If you believe you have a private method which contains critical logic, I'd try to extract it out into a separate object, isolate it and provide a way to test its behavior.

Hope it helps!

Solution 10 - Unit Testing

If you are aiming high code coverage (I suggest you should), you should test your all methods regardless of they are private or protected.

Protected is a kind of different discussion point, but in summary, it should not be there at all. Either it breaks encapsulation on deployed code, or it forces you to inherit from that class, just to unit test it, even sometimes you do not need to inherit.

Just hiding a method to client (making private) does not give it to have privilege not to be audited. Therefore, they can be tested by public methods as mentioned before.

Solution 11 - Unit Testing

I agree with everyone else: The answer to your question is 'no'.

Indeed you are entirely correct with your approach and your thoughts, especially about code coverage.

I would also add that the question (and the answer 'no') also applies to public methods that you might introduce to classes.

  • If you add methods (public/protected or private) because they make a failing test pass, then you've more or less achieved the goal of TDD.
  • If you add methods (public/protected or private) because you just decide to, violating TDD, then your code coverage should catch these and you should be able to improve your process.

Also, for C++ (and I should think only for C++) I implement interfaces using private methods only, to indicate that the class should only be used via the interface it implements. It stops me mistakenly calling new methods added to my implementation from my tests

Solution 12 - Unit Testing

A good design means splitting the application into multiple testable units. After doing this, some units are exposed to the public API, but some others may not be.
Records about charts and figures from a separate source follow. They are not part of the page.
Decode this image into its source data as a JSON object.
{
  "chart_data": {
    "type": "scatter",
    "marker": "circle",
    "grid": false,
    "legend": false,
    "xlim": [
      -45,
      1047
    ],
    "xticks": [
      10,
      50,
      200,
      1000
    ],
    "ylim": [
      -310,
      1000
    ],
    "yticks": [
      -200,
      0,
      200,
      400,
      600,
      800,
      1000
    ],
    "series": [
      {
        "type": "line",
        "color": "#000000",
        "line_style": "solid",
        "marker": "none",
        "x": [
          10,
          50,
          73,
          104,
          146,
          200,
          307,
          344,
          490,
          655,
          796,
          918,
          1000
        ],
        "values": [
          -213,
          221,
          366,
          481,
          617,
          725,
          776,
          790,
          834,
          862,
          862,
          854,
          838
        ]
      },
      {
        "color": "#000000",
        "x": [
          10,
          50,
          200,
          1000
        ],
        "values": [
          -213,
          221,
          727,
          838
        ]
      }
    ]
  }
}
Also, the interaction points between exposed units and these "internal" units are also not a part of the pubic API.

I think once we have the identifiable unit, is would benefit from the unit tests, regardless if exposed via public API or not.

Solution 13 - Unit Testing

Simple answer - NO.

Explanation : why should test a private function ? It will automatically be tested anyway (and must be tested) when you test the feature/method which is using it - the private function.